A company's management determines what the company is and what the company does. The quality of a company's management—of all of its managers, from its top executives to its newest team leaders—ultimately determines what the company does and how well the company performs.
Every company faces challenges and opportunities. What's important is how it responds to those challenges and opportunities. A company's response is the response of its managers.
If a piece of equipment fails and customers are disappointed, great management can orchestrate a response that makes the customers feel valued, and by doing so, turn a momentary equipment failure into enduring customer loyalty. However, if the same failure occurs a number of times, at its root, the problem isn't an equipment failure. It's a management failure.
The same logic applies equally to all persistent business problems and to all forms of corporate mediocrity. Recurring quality control issues, sagging customer loyalty, chronically poor sales, frequently missed deadlines, declining employee morale, being out of sync with market developments—any company can run into those problems. When a problem becomes an enduring pattern, however, it's not a technology failure, the result of a poor economy, or the fault of an inadequate workforce. It's the result of poor management.

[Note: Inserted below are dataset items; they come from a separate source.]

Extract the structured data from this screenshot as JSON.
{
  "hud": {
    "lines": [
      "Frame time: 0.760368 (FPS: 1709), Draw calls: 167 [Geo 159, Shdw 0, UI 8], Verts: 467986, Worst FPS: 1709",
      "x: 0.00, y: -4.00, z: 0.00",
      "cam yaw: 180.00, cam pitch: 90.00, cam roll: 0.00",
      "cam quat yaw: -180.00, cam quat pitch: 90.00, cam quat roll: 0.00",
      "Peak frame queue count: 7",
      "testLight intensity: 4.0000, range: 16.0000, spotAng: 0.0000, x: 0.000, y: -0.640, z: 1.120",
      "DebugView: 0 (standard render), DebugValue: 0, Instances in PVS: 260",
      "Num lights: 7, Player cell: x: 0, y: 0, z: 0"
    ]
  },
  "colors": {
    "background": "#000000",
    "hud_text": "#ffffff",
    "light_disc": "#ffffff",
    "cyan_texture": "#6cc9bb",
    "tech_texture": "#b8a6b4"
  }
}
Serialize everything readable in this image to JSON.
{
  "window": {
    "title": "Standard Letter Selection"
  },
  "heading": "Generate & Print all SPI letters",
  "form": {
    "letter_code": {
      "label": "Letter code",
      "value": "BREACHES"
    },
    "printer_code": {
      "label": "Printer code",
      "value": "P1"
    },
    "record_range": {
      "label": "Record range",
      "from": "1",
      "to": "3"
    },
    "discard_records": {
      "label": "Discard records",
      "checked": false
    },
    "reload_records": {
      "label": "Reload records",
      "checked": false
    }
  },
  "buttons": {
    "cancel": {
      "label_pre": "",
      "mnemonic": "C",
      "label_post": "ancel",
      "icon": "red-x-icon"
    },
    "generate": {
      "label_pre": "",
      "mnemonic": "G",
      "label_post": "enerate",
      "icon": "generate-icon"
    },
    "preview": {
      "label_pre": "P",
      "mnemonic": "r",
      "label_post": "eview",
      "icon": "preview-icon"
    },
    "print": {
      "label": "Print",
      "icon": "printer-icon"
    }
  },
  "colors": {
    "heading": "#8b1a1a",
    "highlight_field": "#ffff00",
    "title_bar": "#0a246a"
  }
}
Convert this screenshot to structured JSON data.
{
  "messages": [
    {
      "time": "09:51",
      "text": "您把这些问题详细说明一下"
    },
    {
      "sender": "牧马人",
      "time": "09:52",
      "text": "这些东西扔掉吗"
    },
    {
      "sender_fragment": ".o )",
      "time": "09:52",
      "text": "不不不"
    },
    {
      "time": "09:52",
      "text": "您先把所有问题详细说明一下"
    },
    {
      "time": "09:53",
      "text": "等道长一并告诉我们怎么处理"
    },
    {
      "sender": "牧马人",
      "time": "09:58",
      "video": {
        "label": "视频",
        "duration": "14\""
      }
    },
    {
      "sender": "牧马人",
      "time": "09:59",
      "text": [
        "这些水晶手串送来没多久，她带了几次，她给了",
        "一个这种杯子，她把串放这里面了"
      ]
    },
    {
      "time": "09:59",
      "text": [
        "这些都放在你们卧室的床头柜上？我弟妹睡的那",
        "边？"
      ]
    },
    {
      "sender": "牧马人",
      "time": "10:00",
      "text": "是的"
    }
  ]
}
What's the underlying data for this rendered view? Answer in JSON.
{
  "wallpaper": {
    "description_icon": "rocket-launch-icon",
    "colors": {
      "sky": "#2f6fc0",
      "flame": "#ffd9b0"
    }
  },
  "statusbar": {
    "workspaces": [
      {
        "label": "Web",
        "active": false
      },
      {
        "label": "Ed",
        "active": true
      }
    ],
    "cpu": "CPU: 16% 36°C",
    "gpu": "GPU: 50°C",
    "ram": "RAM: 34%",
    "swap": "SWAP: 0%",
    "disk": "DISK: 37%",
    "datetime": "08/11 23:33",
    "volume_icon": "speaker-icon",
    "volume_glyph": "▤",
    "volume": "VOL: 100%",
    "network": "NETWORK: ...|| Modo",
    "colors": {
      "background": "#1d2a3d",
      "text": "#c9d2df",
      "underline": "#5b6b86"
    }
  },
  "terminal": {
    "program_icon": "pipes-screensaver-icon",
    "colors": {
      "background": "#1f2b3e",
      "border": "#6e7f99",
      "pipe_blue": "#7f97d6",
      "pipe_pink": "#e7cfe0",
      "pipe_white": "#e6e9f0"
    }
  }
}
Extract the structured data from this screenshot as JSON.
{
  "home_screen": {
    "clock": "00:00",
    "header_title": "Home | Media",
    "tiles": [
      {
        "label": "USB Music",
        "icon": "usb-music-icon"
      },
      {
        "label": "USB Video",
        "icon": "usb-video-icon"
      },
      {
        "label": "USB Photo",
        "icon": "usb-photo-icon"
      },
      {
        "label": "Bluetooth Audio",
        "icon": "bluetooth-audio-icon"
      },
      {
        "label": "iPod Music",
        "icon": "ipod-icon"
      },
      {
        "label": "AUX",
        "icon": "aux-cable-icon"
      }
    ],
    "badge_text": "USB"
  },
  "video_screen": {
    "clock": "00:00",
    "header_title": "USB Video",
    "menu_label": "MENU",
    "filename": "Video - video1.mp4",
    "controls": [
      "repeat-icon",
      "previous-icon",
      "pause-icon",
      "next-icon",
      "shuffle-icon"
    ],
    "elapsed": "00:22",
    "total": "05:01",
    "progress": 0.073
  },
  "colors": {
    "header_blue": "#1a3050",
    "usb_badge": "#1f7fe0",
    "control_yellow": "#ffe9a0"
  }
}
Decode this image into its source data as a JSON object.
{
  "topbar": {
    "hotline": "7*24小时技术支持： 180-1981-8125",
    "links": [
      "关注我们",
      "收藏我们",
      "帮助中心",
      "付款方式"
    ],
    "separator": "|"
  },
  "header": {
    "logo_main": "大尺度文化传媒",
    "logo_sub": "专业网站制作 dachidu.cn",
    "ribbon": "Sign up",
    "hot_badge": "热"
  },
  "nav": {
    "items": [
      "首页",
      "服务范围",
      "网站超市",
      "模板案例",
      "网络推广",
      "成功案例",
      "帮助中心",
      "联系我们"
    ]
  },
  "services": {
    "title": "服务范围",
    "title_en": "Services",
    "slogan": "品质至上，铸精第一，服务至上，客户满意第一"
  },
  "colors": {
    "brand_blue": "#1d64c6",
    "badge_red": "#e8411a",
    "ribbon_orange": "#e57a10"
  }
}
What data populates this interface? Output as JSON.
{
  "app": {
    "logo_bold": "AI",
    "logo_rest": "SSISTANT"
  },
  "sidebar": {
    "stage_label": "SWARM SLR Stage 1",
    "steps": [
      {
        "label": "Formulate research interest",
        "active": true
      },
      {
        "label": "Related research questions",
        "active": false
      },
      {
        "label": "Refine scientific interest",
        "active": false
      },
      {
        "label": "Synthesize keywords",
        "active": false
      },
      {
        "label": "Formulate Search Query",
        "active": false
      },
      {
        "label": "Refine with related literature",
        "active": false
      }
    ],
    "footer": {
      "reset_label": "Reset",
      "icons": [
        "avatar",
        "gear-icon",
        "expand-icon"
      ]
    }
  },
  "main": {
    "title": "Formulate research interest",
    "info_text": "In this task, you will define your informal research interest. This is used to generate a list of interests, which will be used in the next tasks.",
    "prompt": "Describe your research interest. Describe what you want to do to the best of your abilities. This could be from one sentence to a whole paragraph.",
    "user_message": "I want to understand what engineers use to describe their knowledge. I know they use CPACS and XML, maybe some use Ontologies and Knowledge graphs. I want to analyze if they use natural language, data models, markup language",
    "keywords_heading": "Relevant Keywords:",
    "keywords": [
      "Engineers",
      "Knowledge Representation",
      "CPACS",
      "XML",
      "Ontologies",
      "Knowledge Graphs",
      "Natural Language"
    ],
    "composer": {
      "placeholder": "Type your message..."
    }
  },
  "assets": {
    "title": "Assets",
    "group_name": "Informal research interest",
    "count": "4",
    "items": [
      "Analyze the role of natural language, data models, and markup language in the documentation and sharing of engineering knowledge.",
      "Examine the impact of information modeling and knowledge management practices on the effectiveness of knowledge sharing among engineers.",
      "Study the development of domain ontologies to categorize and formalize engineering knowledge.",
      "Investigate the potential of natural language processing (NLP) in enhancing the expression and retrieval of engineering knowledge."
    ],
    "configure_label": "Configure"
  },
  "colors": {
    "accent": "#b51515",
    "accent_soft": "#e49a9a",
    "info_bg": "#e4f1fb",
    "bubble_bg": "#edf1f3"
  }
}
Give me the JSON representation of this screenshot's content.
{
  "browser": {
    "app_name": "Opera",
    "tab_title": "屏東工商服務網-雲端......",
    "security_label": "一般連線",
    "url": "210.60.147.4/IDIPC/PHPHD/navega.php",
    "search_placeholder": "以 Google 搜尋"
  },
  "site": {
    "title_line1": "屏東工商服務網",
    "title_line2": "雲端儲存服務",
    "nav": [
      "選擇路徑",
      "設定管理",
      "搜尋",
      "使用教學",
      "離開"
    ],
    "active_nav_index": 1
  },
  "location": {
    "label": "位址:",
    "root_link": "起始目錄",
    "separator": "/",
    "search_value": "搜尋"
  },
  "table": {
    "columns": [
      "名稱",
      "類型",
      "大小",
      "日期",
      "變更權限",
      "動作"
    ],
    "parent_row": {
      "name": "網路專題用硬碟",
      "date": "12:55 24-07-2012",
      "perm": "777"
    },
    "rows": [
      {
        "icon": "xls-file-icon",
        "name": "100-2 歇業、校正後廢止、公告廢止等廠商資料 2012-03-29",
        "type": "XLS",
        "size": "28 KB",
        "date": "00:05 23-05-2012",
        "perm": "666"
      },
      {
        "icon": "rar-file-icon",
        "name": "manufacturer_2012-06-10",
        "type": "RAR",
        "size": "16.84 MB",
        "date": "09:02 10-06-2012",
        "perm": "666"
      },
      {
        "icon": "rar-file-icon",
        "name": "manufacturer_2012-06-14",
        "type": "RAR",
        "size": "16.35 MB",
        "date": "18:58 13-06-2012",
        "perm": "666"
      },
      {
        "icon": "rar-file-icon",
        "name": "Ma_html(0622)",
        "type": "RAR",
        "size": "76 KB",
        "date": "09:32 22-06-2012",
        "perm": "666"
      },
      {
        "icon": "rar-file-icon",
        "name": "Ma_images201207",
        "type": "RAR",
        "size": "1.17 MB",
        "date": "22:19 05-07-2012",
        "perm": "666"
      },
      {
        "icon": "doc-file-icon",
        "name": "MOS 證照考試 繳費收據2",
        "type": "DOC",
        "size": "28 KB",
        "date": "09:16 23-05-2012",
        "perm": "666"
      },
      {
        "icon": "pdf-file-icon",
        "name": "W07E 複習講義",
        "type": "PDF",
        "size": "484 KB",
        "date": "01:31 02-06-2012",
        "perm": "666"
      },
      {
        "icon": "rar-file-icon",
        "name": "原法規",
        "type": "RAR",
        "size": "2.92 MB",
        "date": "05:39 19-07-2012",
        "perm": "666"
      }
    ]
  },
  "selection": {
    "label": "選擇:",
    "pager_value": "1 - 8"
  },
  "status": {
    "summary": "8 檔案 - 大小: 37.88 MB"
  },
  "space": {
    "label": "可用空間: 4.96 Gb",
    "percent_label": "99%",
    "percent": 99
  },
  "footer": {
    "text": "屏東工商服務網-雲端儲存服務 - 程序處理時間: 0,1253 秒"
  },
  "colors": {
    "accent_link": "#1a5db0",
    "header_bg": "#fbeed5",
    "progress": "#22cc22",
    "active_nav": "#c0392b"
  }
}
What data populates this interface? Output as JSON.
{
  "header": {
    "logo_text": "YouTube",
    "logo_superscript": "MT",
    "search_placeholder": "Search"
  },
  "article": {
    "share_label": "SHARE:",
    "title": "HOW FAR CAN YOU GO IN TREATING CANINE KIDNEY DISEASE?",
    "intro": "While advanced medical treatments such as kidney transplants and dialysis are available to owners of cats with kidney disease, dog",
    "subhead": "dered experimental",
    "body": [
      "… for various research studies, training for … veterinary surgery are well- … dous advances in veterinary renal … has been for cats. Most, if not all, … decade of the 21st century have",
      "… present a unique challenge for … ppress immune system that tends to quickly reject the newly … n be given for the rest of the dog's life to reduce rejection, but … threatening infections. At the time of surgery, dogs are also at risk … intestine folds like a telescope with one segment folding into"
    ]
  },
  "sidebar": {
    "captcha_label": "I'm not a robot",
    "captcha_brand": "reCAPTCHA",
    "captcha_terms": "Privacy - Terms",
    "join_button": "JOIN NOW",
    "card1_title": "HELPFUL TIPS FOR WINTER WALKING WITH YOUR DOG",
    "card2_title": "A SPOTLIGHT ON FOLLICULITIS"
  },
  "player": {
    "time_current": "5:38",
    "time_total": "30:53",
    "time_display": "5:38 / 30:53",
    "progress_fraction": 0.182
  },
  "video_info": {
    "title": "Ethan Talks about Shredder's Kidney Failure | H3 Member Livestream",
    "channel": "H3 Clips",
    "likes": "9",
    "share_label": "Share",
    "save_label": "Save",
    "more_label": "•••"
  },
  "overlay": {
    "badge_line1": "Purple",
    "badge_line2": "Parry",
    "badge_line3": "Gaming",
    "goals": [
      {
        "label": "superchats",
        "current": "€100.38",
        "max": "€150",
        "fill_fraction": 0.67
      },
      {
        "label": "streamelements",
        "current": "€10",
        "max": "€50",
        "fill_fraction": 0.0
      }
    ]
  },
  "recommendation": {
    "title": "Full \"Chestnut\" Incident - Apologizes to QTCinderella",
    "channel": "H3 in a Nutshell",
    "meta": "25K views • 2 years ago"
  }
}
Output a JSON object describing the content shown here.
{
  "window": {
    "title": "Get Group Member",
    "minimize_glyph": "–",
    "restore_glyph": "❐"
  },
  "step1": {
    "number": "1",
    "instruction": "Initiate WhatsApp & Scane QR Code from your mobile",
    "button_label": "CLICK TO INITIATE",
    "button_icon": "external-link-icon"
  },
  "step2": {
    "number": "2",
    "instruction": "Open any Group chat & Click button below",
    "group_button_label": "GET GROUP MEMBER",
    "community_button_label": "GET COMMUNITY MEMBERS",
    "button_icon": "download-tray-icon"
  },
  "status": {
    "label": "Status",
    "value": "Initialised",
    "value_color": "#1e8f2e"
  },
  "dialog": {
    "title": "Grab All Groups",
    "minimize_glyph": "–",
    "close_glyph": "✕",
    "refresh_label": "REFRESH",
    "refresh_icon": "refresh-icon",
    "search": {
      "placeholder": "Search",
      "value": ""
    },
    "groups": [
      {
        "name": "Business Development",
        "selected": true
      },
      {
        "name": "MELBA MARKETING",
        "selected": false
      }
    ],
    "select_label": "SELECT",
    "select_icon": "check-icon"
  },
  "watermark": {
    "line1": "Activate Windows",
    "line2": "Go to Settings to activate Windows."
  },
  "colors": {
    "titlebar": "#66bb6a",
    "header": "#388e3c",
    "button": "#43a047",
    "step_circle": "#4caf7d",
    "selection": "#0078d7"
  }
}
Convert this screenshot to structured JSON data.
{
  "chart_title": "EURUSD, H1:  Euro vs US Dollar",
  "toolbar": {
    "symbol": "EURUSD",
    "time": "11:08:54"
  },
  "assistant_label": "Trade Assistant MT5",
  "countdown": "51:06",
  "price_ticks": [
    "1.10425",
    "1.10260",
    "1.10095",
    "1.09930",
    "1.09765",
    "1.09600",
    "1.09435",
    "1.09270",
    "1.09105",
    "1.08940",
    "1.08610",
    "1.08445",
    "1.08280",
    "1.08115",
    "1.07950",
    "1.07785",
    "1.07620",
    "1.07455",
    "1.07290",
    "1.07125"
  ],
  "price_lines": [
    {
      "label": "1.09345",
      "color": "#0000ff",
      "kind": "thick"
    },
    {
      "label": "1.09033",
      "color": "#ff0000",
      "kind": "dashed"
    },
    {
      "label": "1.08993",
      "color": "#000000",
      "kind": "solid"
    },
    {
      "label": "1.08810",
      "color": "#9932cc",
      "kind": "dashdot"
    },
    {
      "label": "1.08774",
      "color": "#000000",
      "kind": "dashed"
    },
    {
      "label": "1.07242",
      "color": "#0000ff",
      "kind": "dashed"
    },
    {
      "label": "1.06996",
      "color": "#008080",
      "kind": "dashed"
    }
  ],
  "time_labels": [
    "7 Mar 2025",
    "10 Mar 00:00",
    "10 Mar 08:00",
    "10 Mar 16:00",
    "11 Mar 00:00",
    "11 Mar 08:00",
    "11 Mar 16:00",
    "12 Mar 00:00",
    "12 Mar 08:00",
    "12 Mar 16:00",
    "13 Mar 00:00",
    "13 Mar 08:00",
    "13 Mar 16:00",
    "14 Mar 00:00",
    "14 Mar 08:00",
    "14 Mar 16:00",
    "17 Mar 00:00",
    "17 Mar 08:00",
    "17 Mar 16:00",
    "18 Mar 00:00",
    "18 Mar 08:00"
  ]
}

By the same token, when a company achieves outstanding long-term success, it's the result of gathering the right people, sharing the right vision, providing the right resources, and executing the right plan. It's the result of great management.
Root Causes
It's important to acknowledge that poor management is rarely the result of bad intentions. Poor management commonly arises simply because most managers are never taught how to manage (at least, not in an effective way). Managing business is a complex job—possibly the most complex job there is—but it's common for people to assume that managing is just a matter of relaying orders from above.
Unfortunately, many companies are filled with managers, including senior managers, who don't know how to manage well. Those managers can't fix the problems they see because they don't understand the root of the problem. They don't know the difference between poor management and good management, and they don't know what it is that they don't know.